SetBasicAuthUsers([]string{"sansa"}).
SetBasicAuthUsers([]string{"tyrion"})
-
Compose your own middleware by using LimitByKeys()
.
-
Header entries and basic auth users can expire over time (to conserve memory).
import "time"
lmt := tollbooth.NewLimiter(1, nil)
// Set a custom expiration TTL for token bucket.
lmt.SetTokenBucketExpirationTTL(time.Hour)
// Set a custom expiration TTL for basic auth users.
lmt.SetBasicAuthExpirationTTL(time.Hour)
// Set a custom expiration TTL for header entries.
lmt.SetHeaderEntryExpirationTTL(time.Hour)
-
Upon rejection, the following HTTP response headers are available to users:
-
X-Rate-Limit-Limit
The maximum request limit.
-
X-Rate-Limit-Duration
The rate-limiter duration.
-
X-Rate-Limit-Request-Forwarded-For
The rejected request X-Forwarded-For
.
-
X-Rate-Limit-Request-Remote-Addr
The rejected request RemoteAddr
.
Upon both success and rejection RateLimit headers are sent:
-
RateLimit-Limit
The maximum request limit within the time window (1s).
-
RateLimit-Reset
The rate-limiter time window duration in seconds (always 1s).
-
RateLimit-Remaining
The remaining tokens.
-
Customize your own message or function when limit is reached.
lmt := tollbooth.NewLimiter(1, nil)
// New in version >= 8, you must explicitly define how to pick the IP address.
lmt.SetIPLookup(limiter.IPLookup{
Name: "X-Forwarded-For",
IndexFromRight: 0,
})
// Set a custom message.
lmt.SetMessage("You have reached maximum request limit.")
// Set a custom content-type.
lmt.SetMessageContentType("text/plain; charset=utf-8")
// Set a custom function for rejection.
lmt.SetOnLimitReached(func(w http.ResponseWriter, r *http.Request) { fmt.Println("A request was rejected") })
-
Tollbooth does not require external storage since it uses an algorithm called Token Bucket (Go library: golang.org/x/time/rate).
Other Web Frameworks
Sometimes, other frameworks require a little bit of shim to use Tollbooth.
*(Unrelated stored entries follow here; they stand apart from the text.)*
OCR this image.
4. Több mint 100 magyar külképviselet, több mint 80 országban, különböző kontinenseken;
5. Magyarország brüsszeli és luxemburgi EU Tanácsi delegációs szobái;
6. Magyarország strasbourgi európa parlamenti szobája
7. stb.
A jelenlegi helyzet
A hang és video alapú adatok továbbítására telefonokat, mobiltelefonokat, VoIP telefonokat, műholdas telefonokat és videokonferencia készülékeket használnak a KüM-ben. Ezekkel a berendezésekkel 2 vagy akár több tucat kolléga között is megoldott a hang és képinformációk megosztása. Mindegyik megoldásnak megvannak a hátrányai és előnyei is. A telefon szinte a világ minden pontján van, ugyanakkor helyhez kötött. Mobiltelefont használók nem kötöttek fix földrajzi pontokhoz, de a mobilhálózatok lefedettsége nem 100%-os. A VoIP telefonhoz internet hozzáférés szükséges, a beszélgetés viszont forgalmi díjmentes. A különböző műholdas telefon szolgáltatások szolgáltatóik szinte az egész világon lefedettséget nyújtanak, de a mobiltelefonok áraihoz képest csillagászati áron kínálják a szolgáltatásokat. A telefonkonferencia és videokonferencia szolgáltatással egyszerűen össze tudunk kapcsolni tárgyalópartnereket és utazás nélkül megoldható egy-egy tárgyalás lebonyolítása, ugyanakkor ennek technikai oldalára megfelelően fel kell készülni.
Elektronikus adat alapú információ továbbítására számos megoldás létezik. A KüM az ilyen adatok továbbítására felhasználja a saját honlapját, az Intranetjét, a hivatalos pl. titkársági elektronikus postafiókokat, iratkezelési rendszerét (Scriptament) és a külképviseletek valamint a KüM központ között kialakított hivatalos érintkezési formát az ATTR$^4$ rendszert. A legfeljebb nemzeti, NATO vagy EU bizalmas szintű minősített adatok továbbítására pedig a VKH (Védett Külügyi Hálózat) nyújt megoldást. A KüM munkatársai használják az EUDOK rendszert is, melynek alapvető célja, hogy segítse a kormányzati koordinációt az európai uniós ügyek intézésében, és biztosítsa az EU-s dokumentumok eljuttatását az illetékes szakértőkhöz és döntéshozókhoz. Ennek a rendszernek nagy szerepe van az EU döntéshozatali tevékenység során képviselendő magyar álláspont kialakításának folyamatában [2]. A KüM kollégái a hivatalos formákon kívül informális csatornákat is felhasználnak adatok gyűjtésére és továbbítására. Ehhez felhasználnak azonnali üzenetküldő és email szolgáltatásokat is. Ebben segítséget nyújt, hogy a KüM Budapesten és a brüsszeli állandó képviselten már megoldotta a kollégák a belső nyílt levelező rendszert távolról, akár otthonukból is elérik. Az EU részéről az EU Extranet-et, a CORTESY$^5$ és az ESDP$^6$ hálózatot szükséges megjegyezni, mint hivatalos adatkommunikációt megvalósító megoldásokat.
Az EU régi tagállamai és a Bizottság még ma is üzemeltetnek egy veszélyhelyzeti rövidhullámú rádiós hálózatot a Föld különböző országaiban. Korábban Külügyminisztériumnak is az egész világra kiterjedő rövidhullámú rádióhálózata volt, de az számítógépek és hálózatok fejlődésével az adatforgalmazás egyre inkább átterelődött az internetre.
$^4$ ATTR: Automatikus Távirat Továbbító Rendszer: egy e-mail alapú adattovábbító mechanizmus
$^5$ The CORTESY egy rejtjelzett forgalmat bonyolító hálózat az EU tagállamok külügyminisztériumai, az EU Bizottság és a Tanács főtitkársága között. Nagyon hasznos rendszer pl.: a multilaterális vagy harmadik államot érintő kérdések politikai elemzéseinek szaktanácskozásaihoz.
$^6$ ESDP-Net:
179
These shims below are contributed by the community, so I make no promises on how well they work. The one I am familiar with are: Chi, Gin, and Negroni.
My other Go libraries
-
ErrStack: A small library to combine errors and also display filename and line number.
-
Stopwatch: A small library to measure latency of things. Useful if you want to report latency data to Graphite.
-
LaborUnion: A dynamic worker pool library.
-
Gomet: Simple HTTP client & server long poll library for Go. Useful for receiving live updates without needing Websocket.
Contributions
Before sending a PR with code changes, please make sure altered code is covered with tests which are passing, and that golangci-lint shows no errors.
To check the linter output, install it and then run golangci-lint run
in the root directory of the repository.